The US government shutdown has halted public-sector data releases, forcing the market to turn to private-sector indicators. Last week, the ADP employment report(Nov 5) showed stronger-than-expected October growth in private-sector payrolls, while Challenger’s October job-cut report (Nov 6) reignited concerns about labor market weakness by showing layoffs jumping to three times the year-before level. Real economy impacts are gradually intensifying as federal employee salaries remain unpaid due to the shutdown. Against this backdrop, the Treasury market is looking ahead to a December Fed rate cut (the third in a row), with the 10-yearUST yield potentially retesting sub-4% territory.
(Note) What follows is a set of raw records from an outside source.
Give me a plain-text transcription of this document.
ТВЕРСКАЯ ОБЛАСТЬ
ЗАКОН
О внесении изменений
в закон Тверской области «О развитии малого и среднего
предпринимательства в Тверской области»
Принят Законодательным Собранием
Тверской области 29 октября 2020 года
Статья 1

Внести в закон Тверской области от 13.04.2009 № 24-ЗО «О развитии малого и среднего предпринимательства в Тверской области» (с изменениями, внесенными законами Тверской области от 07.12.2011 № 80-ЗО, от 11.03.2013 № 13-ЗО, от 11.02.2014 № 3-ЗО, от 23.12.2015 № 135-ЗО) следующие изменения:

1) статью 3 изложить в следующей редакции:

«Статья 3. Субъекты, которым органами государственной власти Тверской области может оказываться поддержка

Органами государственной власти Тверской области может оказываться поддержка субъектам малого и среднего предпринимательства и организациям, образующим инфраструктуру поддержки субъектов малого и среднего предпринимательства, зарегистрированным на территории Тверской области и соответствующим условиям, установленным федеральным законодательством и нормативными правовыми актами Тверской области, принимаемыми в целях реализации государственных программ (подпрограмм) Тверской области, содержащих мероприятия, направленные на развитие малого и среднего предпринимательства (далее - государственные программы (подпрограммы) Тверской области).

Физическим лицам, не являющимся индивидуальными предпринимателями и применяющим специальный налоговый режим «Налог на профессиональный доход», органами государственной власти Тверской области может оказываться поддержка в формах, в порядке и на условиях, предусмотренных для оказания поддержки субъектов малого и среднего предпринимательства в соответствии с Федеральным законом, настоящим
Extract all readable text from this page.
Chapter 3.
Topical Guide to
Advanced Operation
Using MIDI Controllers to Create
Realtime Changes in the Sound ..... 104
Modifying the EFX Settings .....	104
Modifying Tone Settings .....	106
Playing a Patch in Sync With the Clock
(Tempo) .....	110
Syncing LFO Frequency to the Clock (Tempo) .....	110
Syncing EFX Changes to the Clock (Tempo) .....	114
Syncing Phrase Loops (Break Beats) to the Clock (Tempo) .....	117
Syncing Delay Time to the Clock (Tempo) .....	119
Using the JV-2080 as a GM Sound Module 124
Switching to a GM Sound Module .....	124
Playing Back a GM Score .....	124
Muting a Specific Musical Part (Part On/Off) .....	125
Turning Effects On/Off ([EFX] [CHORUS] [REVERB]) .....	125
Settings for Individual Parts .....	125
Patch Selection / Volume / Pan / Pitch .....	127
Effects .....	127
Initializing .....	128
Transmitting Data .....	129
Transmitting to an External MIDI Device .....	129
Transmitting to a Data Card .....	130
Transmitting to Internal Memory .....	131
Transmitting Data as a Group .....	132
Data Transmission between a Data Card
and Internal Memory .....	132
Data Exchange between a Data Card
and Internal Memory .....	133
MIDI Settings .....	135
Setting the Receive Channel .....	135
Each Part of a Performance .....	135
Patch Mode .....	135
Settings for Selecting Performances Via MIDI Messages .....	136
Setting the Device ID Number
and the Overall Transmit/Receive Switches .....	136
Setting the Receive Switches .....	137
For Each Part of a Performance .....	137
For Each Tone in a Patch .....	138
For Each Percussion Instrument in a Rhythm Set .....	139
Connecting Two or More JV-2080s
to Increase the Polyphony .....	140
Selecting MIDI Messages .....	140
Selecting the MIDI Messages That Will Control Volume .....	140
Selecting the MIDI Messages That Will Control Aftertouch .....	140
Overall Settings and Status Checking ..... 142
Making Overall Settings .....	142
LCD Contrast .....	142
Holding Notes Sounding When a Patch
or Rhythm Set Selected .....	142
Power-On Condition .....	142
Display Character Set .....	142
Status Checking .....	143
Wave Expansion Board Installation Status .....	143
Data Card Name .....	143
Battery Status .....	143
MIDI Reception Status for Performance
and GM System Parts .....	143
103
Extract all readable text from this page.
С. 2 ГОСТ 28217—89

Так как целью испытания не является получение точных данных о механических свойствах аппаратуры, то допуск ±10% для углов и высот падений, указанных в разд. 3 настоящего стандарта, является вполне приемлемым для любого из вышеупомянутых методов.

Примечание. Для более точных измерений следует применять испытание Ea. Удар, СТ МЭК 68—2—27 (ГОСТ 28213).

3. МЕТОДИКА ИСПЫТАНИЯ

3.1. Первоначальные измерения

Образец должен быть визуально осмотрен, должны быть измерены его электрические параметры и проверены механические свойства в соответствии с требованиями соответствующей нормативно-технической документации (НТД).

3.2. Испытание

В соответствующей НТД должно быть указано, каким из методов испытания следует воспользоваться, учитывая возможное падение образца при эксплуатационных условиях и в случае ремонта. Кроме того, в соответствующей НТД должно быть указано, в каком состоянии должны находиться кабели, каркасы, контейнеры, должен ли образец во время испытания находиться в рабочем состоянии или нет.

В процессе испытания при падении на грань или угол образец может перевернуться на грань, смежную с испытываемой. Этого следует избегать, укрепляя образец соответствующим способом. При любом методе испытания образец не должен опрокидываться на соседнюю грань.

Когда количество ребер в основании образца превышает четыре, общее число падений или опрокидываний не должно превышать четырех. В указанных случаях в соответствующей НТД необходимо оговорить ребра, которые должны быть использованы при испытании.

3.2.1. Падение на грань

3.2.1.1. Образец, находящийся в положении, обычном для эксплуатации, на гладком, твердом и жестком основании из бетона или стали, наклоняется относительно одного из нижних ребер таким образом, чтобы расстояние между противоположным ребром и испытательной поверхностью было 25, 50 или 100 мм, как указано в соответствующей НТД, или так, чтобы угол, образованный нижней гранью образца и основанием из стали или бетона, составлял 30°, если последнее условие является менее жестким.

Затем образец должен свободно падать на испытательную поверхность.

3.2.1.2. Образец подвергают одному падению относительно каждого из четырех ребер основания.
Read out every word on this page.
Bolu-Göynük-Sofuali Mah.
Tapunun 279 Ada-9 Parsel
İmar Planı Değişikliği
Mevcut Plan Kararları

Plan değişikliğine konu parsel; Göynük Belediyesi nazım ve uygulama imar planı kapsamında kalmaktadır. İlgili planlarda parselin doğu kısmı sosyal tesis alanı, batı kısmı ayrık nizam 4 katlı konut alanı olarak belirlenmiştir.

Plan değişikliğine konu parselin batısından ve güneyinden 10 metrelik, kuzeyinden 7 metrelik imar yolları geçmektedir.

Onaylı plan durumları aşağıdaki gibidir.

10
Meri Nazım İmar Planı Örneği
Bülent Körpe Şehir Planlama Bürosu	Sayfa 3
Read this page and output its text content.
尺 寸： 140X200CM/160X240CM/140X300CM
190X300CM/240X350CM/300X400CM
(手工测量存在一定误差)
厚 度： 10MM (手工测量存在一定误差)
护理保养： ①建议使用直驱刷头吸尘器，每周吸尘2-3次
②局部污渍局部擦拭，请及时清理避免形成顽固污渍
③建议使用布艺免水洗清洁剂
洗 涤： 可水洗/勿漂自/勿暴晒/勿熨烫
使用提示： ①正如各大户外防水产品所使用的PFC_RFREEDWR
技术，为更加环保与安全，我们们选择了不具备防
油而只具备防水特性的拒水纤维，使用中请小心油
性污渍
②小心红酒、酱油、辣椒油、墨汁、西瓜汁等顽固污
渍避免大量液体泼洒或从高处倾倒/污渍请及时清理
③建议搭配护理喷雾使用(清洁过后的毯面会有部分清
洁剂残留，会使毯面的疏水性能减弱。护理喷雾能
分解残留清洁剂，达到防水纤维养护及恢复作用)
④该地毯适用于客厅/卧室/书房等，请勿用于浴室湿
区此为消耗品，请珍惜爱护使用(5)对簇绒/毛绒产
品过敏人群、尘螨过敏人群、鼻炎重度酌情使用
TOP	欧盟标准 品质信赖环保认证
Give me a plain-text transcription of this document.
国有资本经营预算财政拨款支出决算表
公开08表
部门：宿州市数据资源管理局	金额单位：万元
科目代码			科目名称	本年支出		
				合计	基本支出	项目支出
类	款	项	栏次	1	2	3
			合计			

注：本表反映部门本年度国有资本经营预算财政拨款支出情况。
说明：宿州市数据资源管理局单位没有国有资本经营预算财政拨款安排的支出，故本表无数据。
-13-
We think rising downside risks to the US economy would dampen expectations for an early BoJ rate hike, while an end to the government shutdown would ease uncertainty and could prompt a temporary rebound in the 10-year UST and JGB yields.
The BoJ will release the Summary of Opinions for its October Monetary Policy Meeting on November 10, with Policy Board member Junko Nakagawa scheduled to deliver a speech in Okayama the same day. At the October meeting, the Board voted 7-2 to leave monetary policy on hold, and the focus now is on determining what data or information Ms. Nakagawa and other members of the majority deem necessary for a rate hike. Last week also brought a report claiming the BoJ has begun serious discussions on raising the policy rate to 0.75% (Jiji Press). The market is likely to focus on the response to this news (or the lack thereof) from the government and ruling coalition. The timing of the yet-to-be-held meeting between Prime Minister Sanae Takaichi and BoJ Governor Kazuo Ueda is also a key point of interest. With the market currently pricing in only a 50% or so chance of a December rate hike, any statement from a government official endorsing a rate hike would boost expectations of a hike by the end of the year, potentially prompting the 10-year JGB yield to test the 1.7% level. Conversely, cautious remarks would probably keep the 10-year yield hovering in the mid-1.6% area.
We see developments in super-long JGB yields hinging on the outcome of the 30-year offering on November 11. The 30-year yield, which surged above 3.3%immediately after the LDP leadership election, has since declined to around 3.05%.Concerns over fiscal expansion have eased, making the impact of the Ministry of Finance’s reductions in issuance more apparent. A strong auction result could prompt the 30-year yield to test the downside with an eye on the key psychological threshold of 3%. Even if insufficient demand results in a tailing auction, dip-buying demand from investors who were unable to chase yields lower should provide support. This week we expect the yield curve to undergo a modest bull steepening if aggravated US slowdown concerns undermine expectations of a BoJ rate hike in December or January. We project a bull flattening if the 30-year JGB auction ends with strong results, while a brief bear steepening is more likely if the results are soft.